Republican Mitt Romney, who helped draw up the new proposal, said: "We're getting more and more support from Republicans and Democrats."

Donald Trump ally Lindsey Graham was also said to have backed the offer, and while Senate Majority Leader Mitch McConnell -- who has mostly kicked back against bigger spending plans -- has yet to accept it, there are hopes he will support the measure.

McConnell has offered a US$500-billion bill but was reported to have called Democrats' acceptance of a smaller deal "heartening".

Trump said Thursday: "I believe we are getting very close to a deal."

Analysts said the developments suggest an agreement could be reached within weeks.

Wall Street's three main indexes drifted, though the Nasdaq notched up another record, following mixed US economic data that showed slowing growth in the key services sector but lower-than-expected new unemployment claims.

"Before we can make new gains, there is the usual sentiment tug-of-war between medium-term optimism and near-term Covid despair," said Axi Strategist Stephen Innes.

"Still, all roads lead to prosperity eventually as the post-pandemic market rally has moved seamlessly from policy-driven to mobility-driven to vaccine-driven and should continue so even if some investors are sitting on the fence waiting for a new stimulus deal."

Oil prices extended gains, with investors relieved that Opec and other major producers had reached an agreement to increase output but at a much slower pace than had been feared.

From January 2021, they will pump 500,000 more barrels a day about a quarter of what was originally planned.

However, Edward Moya at OANDA warned: "If the global economic recovery is stronger than expected, you can expect to see terrible compliance next year and eventually the Opec+ pact will be terminated."

Investors were also tracking talks between Britain and the European Union on a post-Brexit trade deal as the Dec 31 deadline approaches.
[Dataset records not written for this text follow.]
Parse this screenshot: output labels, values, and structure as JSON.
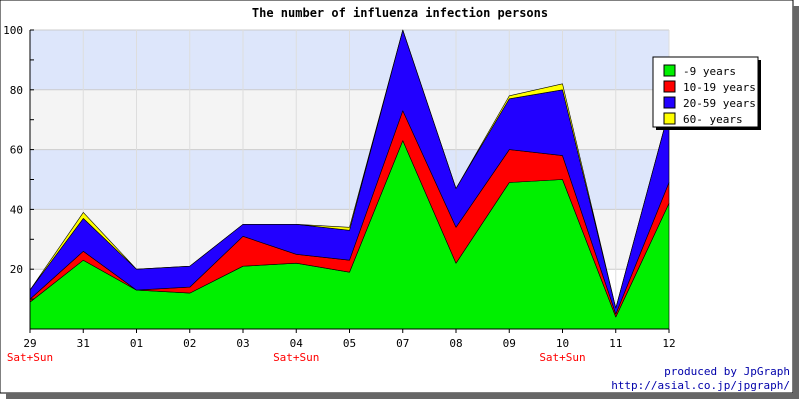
{
  "chart_data": {
    "type": "area",
    "stacked": true,
    "title": "The number of influenza infection persons",
    "categories": [
      "29",
      "31",
      "01",
      "02",
      "03",
      "04",
      "05",
      "07",
      "08",
      "09",
      "10",
      "11",
      "12"
    ],
    "weekend_markers": [
      {
        "category": "29",
        "label": "Sat+Sun"
      },
      {
        "category": "04",
        "label": "Sat+Sun"
      },
      {
        "category": "10",
        "label": "Sat+Sun"
      }
    ],
    "ylim": [
      0,
      100
    ],
    "yticks": [
      20,
      40,
      60,
      80,
      100
    ],
    "grid": true,
    "background_bands": [
      "#f4f4f4",
      "#dde6fb"
    ],
    "legend_position": "right",
    "series": [
      {
        "name": "-9 years",
        "color": "#00f000",
        "values": [
          9,
          23,
          13,
          12,
          21,
          22,
          19,
          63,
          22,
          49,
          50,
          4,
          42
        ]
      },
      {
        "name": "10-19 years",
        "color": "#ff0000",
        "values": [
          1,
          3,
          0,
          2,
          10,
          3,
          4,
          10,
          12,
          11,
          8,
          1,
          7
        ]
      },
      {
        "name": "20-59 years",
        "color": "#2200ff",
        "values": [
          3,
          11,
          7,
          7,
          4,
          10,
          10,
          27,
          13,
          17,
          22,
          2,
          24
        ]
      },
      {
        "name": "60- years",
        "color": "#ffff00",
        "values": [
          0,
          2,
          0,
          0,
          0,
          0,
          1,
          0,
          0,
          1,
          2,
          0,
          0
        ]
      }
    ]
  },
  "footer": {
    "line1": "produced by JpGraph",
    "line2": "http://asial.co.jp/jpgraph/"
  }
}
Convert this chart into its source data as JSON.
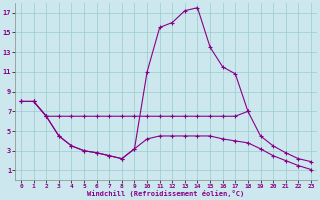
{
  "xlabel": "Windchill (Refroidissement éolien,°C)",
  "bg_color": "#cce8ee",
  "line_color": "#880088",
  "grid_color": "#99cccc",
  "line1_x": [
    0,
    1,
    2,
    3,
    4,
    5,
    6,
    7,
    8,
    9,
    10,
    11,
    12,
    13,
    14,
    15,
    16,
    17,
    18
  ],
  "line1_y": [
    8,
    8,
    6.5,
    4.5,
    3.5,
    3.0,
    2.8,
    2.5,
    2.2,
    3.2,
    11,
    15.5,
    16,
    17.2,
    17.5,
    13.5,
    11.5,
    10.8,
    7.0
  ],
  "line2_x": [
    0,
    1,
    2,
    3,
    4,
    5,
    6,
    7,
    8,
    9,
    10,
    11,
    12,
    13,
    14,
    15,
    16,
    17,
    18,
    19,
    20,
    21,
    22,
    23
  ],
  "line2_y": [
    8,
    8,
    6.5,
    6.5,
    6.5,
    6.5,
    6.5,
    6.5,
    6.5,
    6.5,
    6.5,
    6.5,
    6.5,
    6.5,
    6.5,
    6.5,
    6.5,
    6.5,
    7.0,
    4.5,
    3.5,
    2.8,
    2.2,
    1.9
  ],
  "line3_x": [
    0,
    1,
    2,
    3,
    4,
    5,
    6,
    7,
    8,
    9,
    10,
    11,
    12,
    13,
    14,
    15,
    16,
    17,
    18,
    19,
    20,
    21,
    22,
    23
  ],
  "line3_y": [
    8,
    8,
    6.5,
    4.5,
    3.5,
    3.0,
    2.8,
    2.5,
    2.2,
    3.2,
    4.2,
    4.5,
    4.5,
    4.5,
    4.5,
    4.5,
    4.2,
    4.0,
    3.8,
    3.2,
    2.5,
    2.0,
    1.5,
    1.1
  ],
  "xlim": [
    -0.5,
    23.5
  ],
  "ylim": [
    0,
    18
  ],
  "xticks": [
    0,
    1,
    2,
    3,
    4,
    5,
    6,
    7,
    8,
    9,
    10,
    11,
    12,
    13,
    14,
    15,
    16,
    17,
    18,
    19,
    20,
    21,
    22,
    23
  ],
  "yticks": [
    1,
    3,
    5,
    7,
    9,
    11,
    13,
    15,
    17
  ]
}
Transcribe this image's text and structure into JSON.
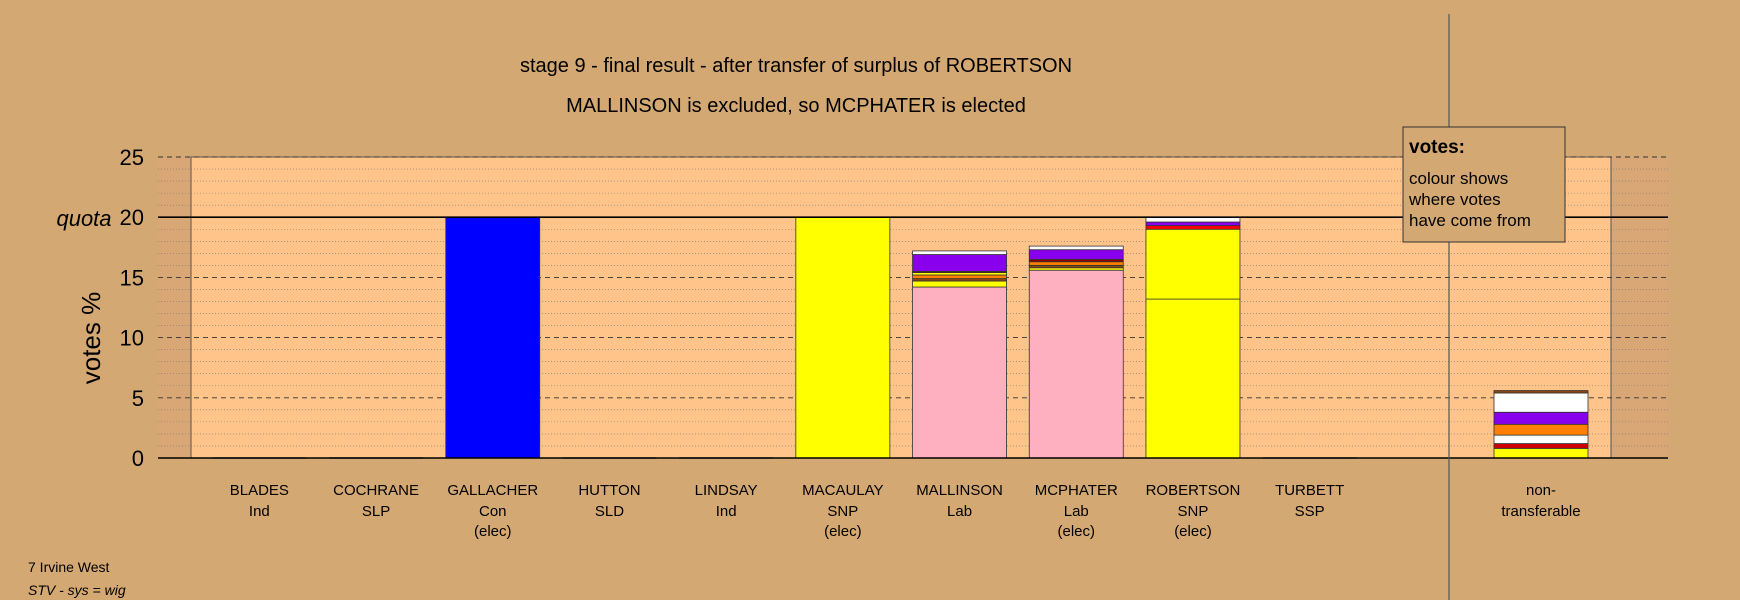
{
  "chart_data": {
    "type": "bar",
    "stacked": true,
    "title": "stage 9 - final result - after transfer of surplus of ROBERTSON",
    "subtitle": "MALLINSON is excluded, so MCPHATER is elected",
    "ylabel": "votes %",
    "quota_label": "quota",
    "quota": 20,
    "ylim": [
      0,
      25
    ],
    "yticks": [
      "0",
      "5",
      "10",
      "15",
      "20",
      "25"
    ],
    "grid": true,
    "legend": {
      "position": "top-right",
      "title": "votes:",
      "lines": [
        "colour shows",
        "where votes",
        "have come from"
      ]
    },
    "categories": [
      {
        "name": "BLADES",
        "party": "Ind",
        "status": ""
      },
      {
        "name": "COCHRANE",
        "party": "SLP",
        "status": ""
      },
      {
        "name": "GALLACHER",
        "party": "Con",
        "status": "(elec)"
      },
      {
        "name": "HUTTON",
        "party": "SLD",
        "status": ""
      },
      {
        "name": "LINDSAY",
        "party": "Ind",
        "status": ""
      },
      {
        "name": "MACAULAY",
        "party": "SNP",
        "status": "(elec)"
      },
      {
        "name": "MALLINSON",
        "party": "Lab",
        "status": ""
      },
      {
        "name": "MCPHATER",
        "party": "Lab",
        "status": "(elec)"
      },
      {
        "name": "ROBERTSON",
        "party": "SNP",
        "status": "(elec)"
      },
      {
        "name": "TURBETT",
        "party": "SSP",
        "status": ""
      }
    ],
    "nontransferable": {
      "label_line1": "non-",
      "label_line2": "transferable"
    },
    "stacks": [
      [],
      [],
      [
        {
          "color": "#0000ff",
          "value": 20.0
        }
      ],
      [],
      [],
      [
        {
          "color": "#ffff00",
          "value": 20.0
        }
      ],
      [
        {
          "color": "#ffb0c0",
          "value": 14.2
        },
        {
          "color": "#ffff00",
          "value": 0.5
        },
        {
          "color": "#8b4513",
          "value": 0.2
        },
        {
          "color": "#ff8000",
          "value": 0.3
        },
        {
          "color": "#ffff00",
          "value": 0.2
        },
        {
          "color": "#8b0000",
          "value": 0.1
        },
        {
          "color": "#8800ee",
          "value": 1.4
        },
        {
          "color": "#ffffff",
          "value": 0.3
        }
      ],
      [
        {
          "color": "#ffb0c0",
          "value": 15.6
        },
        {
          "color": "#ffff00",
          "value": 0.2
        },
        {
          "color": "#8b4513",
          "value": 0.2
        },
        {
          "color": "#ff8000",
          "value": 0.3
        },
        {
          "color": "#8b0000",
          "value": 0.2
        },
        {
          "color": "#8800ee",
          "value": 0.8
        },
        {
          "color": "#ffffff",
          "value": 0.3
        }
      ],
      [
        {
          "color": "#ffff00",
          "value": 13.2
        },
        {
          "color": "#ffff00",
          "value": 5.8
        },
        {
          "color": "#ff0000",
          "value": 0.3
        },
        {
          "color": "#8800ee",
          "value": 0.3
        },
        {
          "color": "#ffffff",
          "value": 0.4
        }
      ],
      []
    ],
    "nontransferable_stack": [
      {
        "color": "#ffff00",
        "value": 0.8
      },
      {
        "color": "#cc0000",
        "value": 0.4
      },
      {
        "color": "#ffffff",
        "value": 0.7
      },
      {
        "color": "#ff8000",
        "value": 0.9
      },
      {
        "color": "#8800ee",
        "value": 1.0
      },
      {
        "color": "#ffffff",
        "value": 1.6
      },
      {
        "color": "#8b4513",
        "value": 0.2
      }
    ]
  },
  "footer": {
    "ward": "7 Irvine West",
    "system": "STV - sys = wig"
  },
  "colors": {
    "background": "#d4a873",
    "plot_area": "#ffc48a",
    "plot_area_side": "#d9a775"
  }
}
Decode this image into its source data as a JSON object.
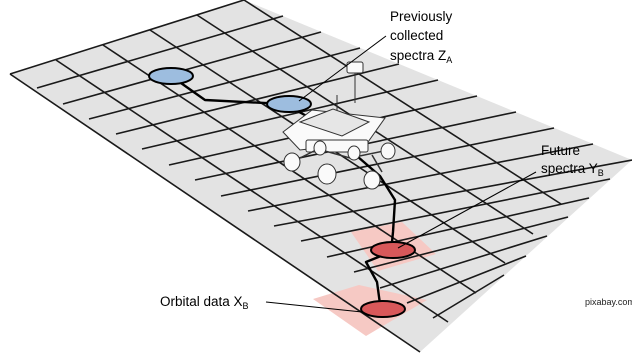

But some of the EU's 27 members - led by France and the Netherlands - fear chief negotiator Michel Barnier is in danger of granting too many concessions to London.

"I think it's quite clear that at this moment in time that we've reached a point where we are so close to the limits of our mandate, that we need a movement on the side of the UK if we want to strike a deal," a European diplomat said.

"I do not have the impression that we are hours away from a deal... what has to be bridged is still quite substantial."